Skin cancer diagnosis depends, to a great extent, on visual inspection and histopathological examination of excised tissues. The aim of this study is to evaluate the ability of electrical impedance scanning to differentiate between benign and malignant skin lesions.
A preclinical study was conducted on 40 nude mice injected subcutaneously with a human melanoma strain. Impedance measurements were recorded every week to correlate electrical changes with tumor growth and histological findings. A clinical study was also performed on 178 human suspicious skin lesions before excision. The impedance measurements were correlated to the histopathological results.

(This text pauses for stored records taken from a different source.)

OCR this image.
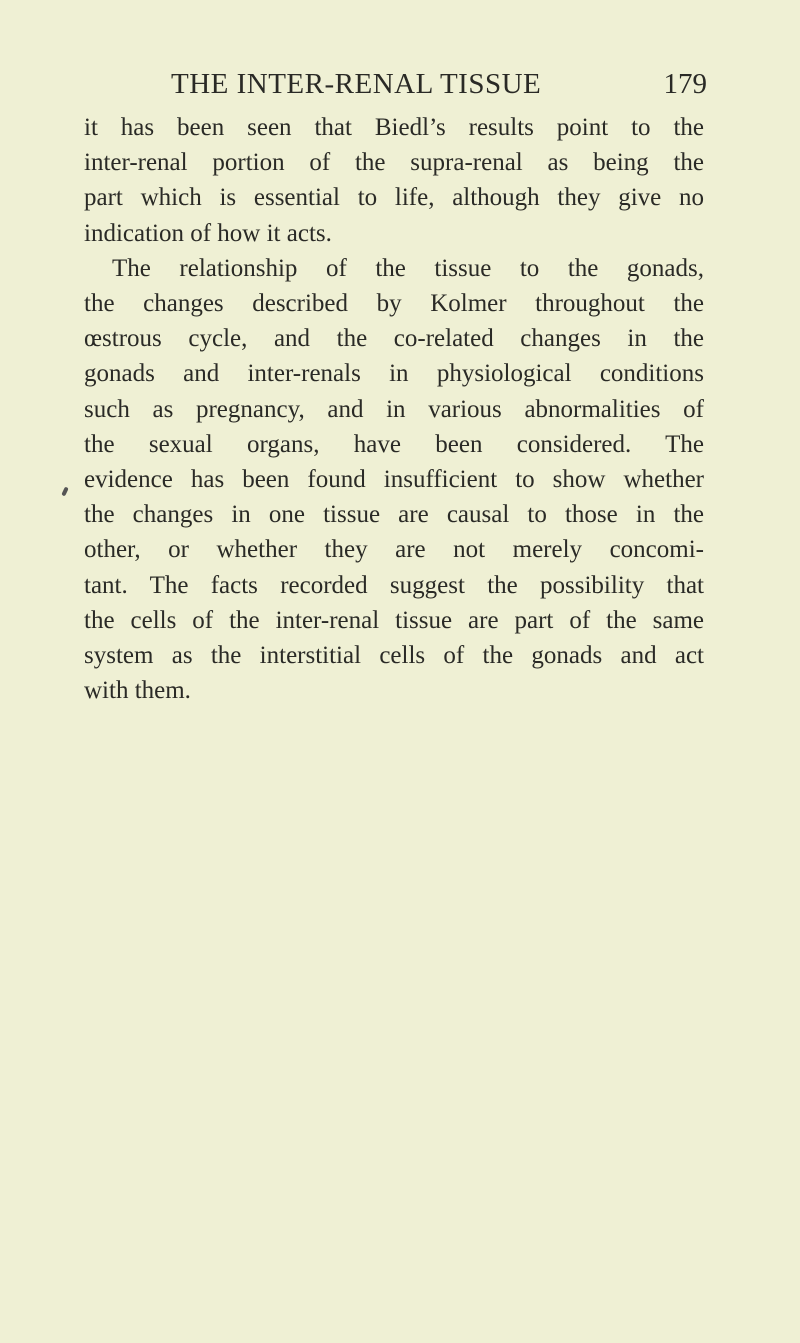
THE INTER-RENAL TISSUE	179

it has been seen that Biedl’s results point to the
inter-renal portion of the supra-renal as being the
part which is essential to life, although they give no
indication of how it acts.

The relationship of the tissue to the gonads,
the changes described by Kolmer throughout the
œstrous cycle, and the co-related changes in the
gonads and inter-renals in physiological conditions
such as pregnancy, and in various abnormalities of
the sexual organs, have been considered. The
evidence has been found insufficient to show whether
the changes in one tissue are causal to those in the
other, or whether they are not merely concomi-
tant. The facts recorded suggest the possibility that
the cells of the inter-renal tissue are part of the same
system as the interstitial cells of the gonads and act
with them.
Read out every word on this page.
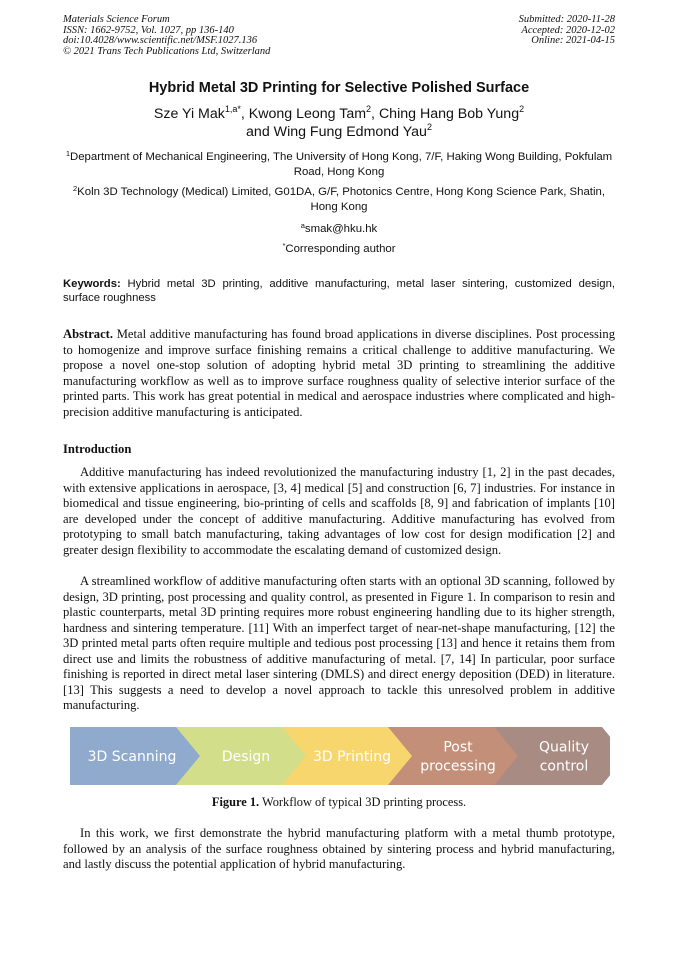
Materials Science Forum
ISSN: 1662-9752, Vol. 1027, pp 136-140
doi:10.4028/www.scientific.net/MSF.1027.136
© 2021 Trans Tech Publications Ltd, Switzerland
Submitted: 2020-11-28
Accepted: 2020-12-02
Online: 2021-04-15
Hybrid Metal 3D Printing for Selective Polished Surface
Sze Yi Mak$^{1,a*}$, Kwong Leong Tam$^2$, Ching Hang Bob Yung$^2$
and Wing Fung Edmond Yau$^2$
$^1$Department of Mechanical Engineering, The University of Hong Kong, 7/F, Haking Wong Building, Pokfulam Road, Hong Kong
$^2$Koln 3D Technology (Medical) Limited, G01DA, G/F, Photonics Centre, Hong Kong Science Park, Shatin, Hong Kong
$^a$smak@hku.hk
*Corresponding author
Keywords: Hybrid metal 3D printing, additive manufacturing, metal laser sintering, customized design, surface roughness
Abstract. Metal additive manufacturing has found broad applications in diverse disciplines. Post processing to homogenize and improve surface finishing remains a critical challenge to additive manufacturing. We propose a novel one-stop solution of adopting hybrid metal 3D printing to streamlining the additive manufacturing workflow as well as to improve surface roughness quality of selective interior surface of the printed parts. This work has great potential in medical and aerospace industries where complicated and high-precision additive manufacturing is anticipated.
Introduction
Additive manufacturing has indeed revolutionized the manufacturing industry [1, 2] in the past decades, with extensive applications in aerospace, [3, 4] medical [5] and construction [6, 7] industries. For instance in biomedical and tissue engineering, bio-printing of cells and scaffolds [8, 9] and fabrication of implants [10] are developed under the concept of additive manufacturing. Additive manufacturing has evolved from prototyping to small batch manufacturing, taking advantages of low cost for design modification [2] and greater design flexibility to accommodate the escalating demand of customized design.
A streamlined workflow of additive manufacturing often starts with an optional 3D scanning, followed by design, 3D printing, post processing and quality control, as presented in Figure 1. In comparison to resin and plastic counterparts, metal 3D printing requires more robust engineering handling due to its higher strength, hardness and sintering temperature. [11] With an imperfect target of near-net-shape manufacturing, [12] the 3D printed metal parts often require multiple and tedious post processing [13] and hence it retains them from direct use and limits the robustness of additive manufacturing of metal. [7, 14] In particular, poor surface finishing is reported in direct metal laser sintering (DMLS) and direct energy deposition (DED) in literature. [13] This suggests a need to develop a novel approach to tackle this unresolved problem in additive manufacturing.
3D Scanning	Design	3D Printing
Post
processing
Quality
control
Figure 1. Workflow of typical 3D printing process.
In this work, we first demonstrate the hybrid manufacturing platform with a metal thumb prototype, followed by an analysis of the surface roughness obtained by sintering process and hybrid manufacturing, and lastly discuss the potential application of hybrid manufacturing.
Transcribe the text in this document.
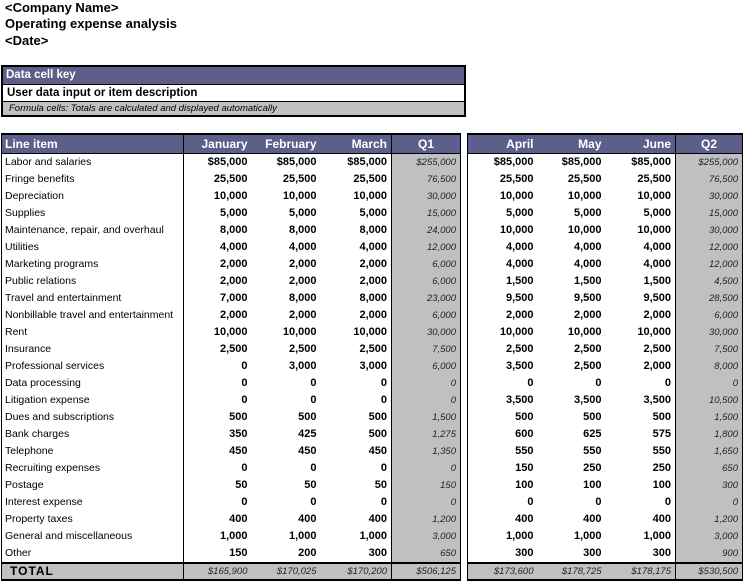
<Company Name>
Operating expense analysis
<Date>
Data cell key
User data input or item description
Formula cells: Totals are calculated and displayed automatically
Line item	January	February	March	Q1		April	May	June	Q2
Labor and salaries	$85,000	$85,000	$85,000	$255,000		$85,000	$85,000	$85,000	$255,000
Fringe benefits	25,500	25,500	25,500	76,500		25,500	25,500	25,500	76,500
Depreciation	10,000	10,000	10,000	30,000		10,000	10,000	10,000	30,000
Supplies	5,000	5,000	5,000	15,000		5,000	5,000	5,000	15,000
Maintenance, repair, and overhaul	8,000	8,000	8,000	24,000		10,000	10,000	10,000	30,000
Utilities	4,000	4,000	4,000	12,000		4,000	4,000	4,000	12,000
Marketing programs	2,000	2,000	2,000	6,000		4,000	4,000	4,000	12,000
Public relations	2,000	2,000	2,000	6,000		1,500	1,500	1,500	4,500
Travel and entertainment	7,000	8,000	8,000	23,000		9,500	9,500	9,500	28,500
Nonbillable travel and entertainment	2,000	2,000	2,000	6,000		2,000	2,000	2,000	6,000
Rent	10,000	10,000	10,000	30,000		10,000	10,000	10,000	30,000
Insurance	2,500	2,500	2,500	7,500		2,500	2,500	2,500	7,500
Professional services	0	3,000	3,000	6,000		3,500	2,500	2,000	8,000
Data processing	0	0	0	0		0	0	0	0
Litigation expense	0	0	0	0		3,500	3,500	3,500	10,500
Dues and subscriptions	500	500	500	1,500		500	500	500	1,500
Bank charges	350	425	500	1,275		600	625	575	1,800
Telephone	450	450	450	1,350		550	550	550	1,650
Recruiting expenses	0	0	0	0		150	250	250	650
Postage	50	50	50	150		100	100	100	300
Interest expense	0	0	0	0		0	0	0	0
Property taxes	400	400	400	1,200		400	400	400	1,200
General and miscellaneous	1,000	1,000	1,000	3,000		1,000	1,000	1,000	3,000
Other	150	200	300	650		300	300	300	900
TOTAL	$165,900	$170,025	$170,200	$506,125		$173,600	$178,725	$178,175	$530,500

Normalized conductivity and capacitance, recorded on growing skin tumors in nude mice, were shown to change relative to lesion size. Necrosis, present in most of the larger lesions, was associated with a decrease in the electrical conductivity. Similar electrical parameters were used to classify human melanoma lesions with 92% sensitivity and 67% specificity. In addition, four out of five BCC lesions were correctly diagnosed. Moreover, dysplastic lesions were diagnosed with 91% sensitivity and 59% specificity. For comparison, physicians diagnosed melanoma lesions with 75% sensitivity and 87% specificity and dysplastic lesions with 46% sensitivity and 80% specificity.
The animal study showed that electrical impedance measurements reflect morphological changes related to the growth of a cancerous skin lesion. These findings are in agreement with a preliminary clinical study. Electrical Impedance Scanning can therefore be considered as an objective and non-invasive tool for differentiation between benign and malignant skin lesions.